Sidon can also show that animals are sometimes superior to humans. The narrator in "Lobo, Great King of Curumpore" himself has lost all sympathy with the human point of view. The death of "Sister Bai" was terrible.The mild guilt of the storyteller serves only as a harsher indictment, and Lobo's post-capture dignity seems a model of heroism. One might accuse Seton of making sentimental or patently wrong insights.No one else among researchers has found a convincing instance of an animal committing suicide ("Wandering Mustangs"), dying of a broken heart ("Lobo, King of Culumbo"), or Euthanasia in "Izumibara Fox". The mysterious life and evil heart of "Woolly" is the stuff of many nightmares.Yet personal observation is so careful, and it tells us such a profound story, that it would be too demanding not to forgive occasional excesses.

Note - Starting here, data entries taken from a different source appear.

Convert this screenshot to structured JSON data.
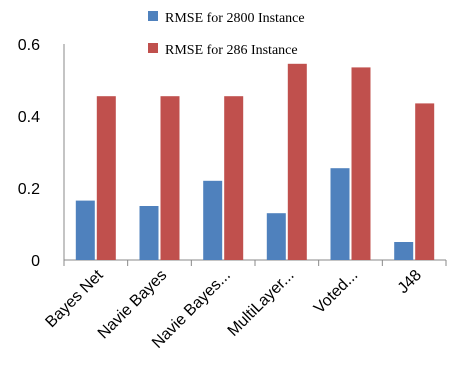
{
  "chart_data": {
    "type": "bar",
    "categories": [
      "Bayes Net",
      "Navie Bayes",
      "Navie Bayes...",
      "MultiLayer...",
      "Voted...",
      "J48"
    ],
    "series": [
      {
        "name": "RMSE for 2800 Instance",
        "color": "#4f81bd",
        "values": [
          0.165,
          0.15,
          0.22,
          0.13,
          0.255,
          0.05
        ]
      },
      {
        "name": "RMSE for 286 Instance",
        "color": "#c0504d",
        "values": [
          0.455,
          0.455,
          0.455,
          0.545,
          0.535,
          0.435
        ]
      }
    ],
    "yticks": [
      "0",
      "0.2",
      "0.4",
      "0.6"
    ],
    "ylim": [
      0,
      0.6
    ],
    "grid": false,
    "legend_position": "top-right"
  }
}
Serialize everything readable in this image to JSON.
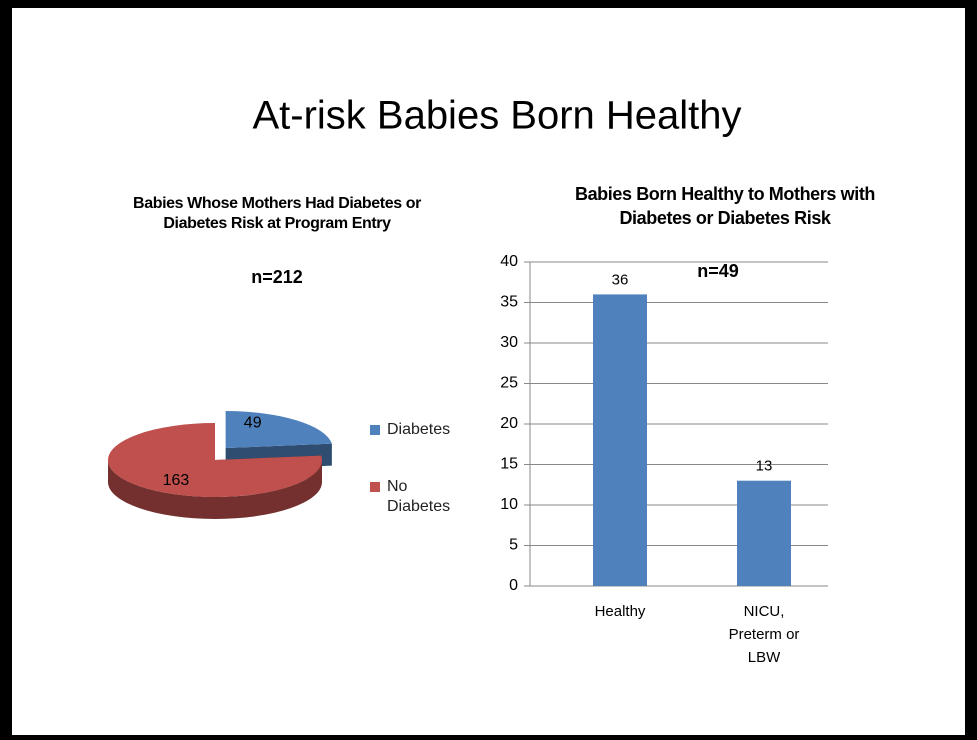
{
  "title": "At-risk Babies Born Healthy",
  "chart_data": [
    {
      "type": "pie",
      "title": "Babies Whose Mothers Had Diabetes or Diabetes Risk at Program Entry",
      "annotation": "n=212",
      "categories": [
        "Diabetes",
        "No Diabetes"
      ],
      "values": [
        49,
        163
      ],
      "colors": [
        "#4f81bd",
        "#c0504d"
      ]
    },
    {
      "type": "bar",
      "title": "Babies Born Healthy to Mothers with Diabetes or Diabetes Risk",
      "annotation": "n=49",
      "categories": [
        "Healthy",
        "NICU, Preterm or LBW"
      ],
      "values": [
        36,
        13
      ],
      "color": "#4f81bd",
      "ylim": [
        0,
        40
      ],
      "yticks": [
        0,
        5,
        10,
        15,
        20,
        25,
        30,
        35,
        40
      ],
      "grid": true
    }
  ]
}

"Sidon's Animal Story" came out very early, and since then Sidon has started a long and outstanding career, drinking with important people, receiving warm welcome wherever he speaks, and becoming an idol in people's minds. These glories are unimaginable to naturalists today.Nothing he did, however, surpasses this early work.The stories in this collection are classics of the genre, and they are the yardstick by which all other works, present and future, are measured.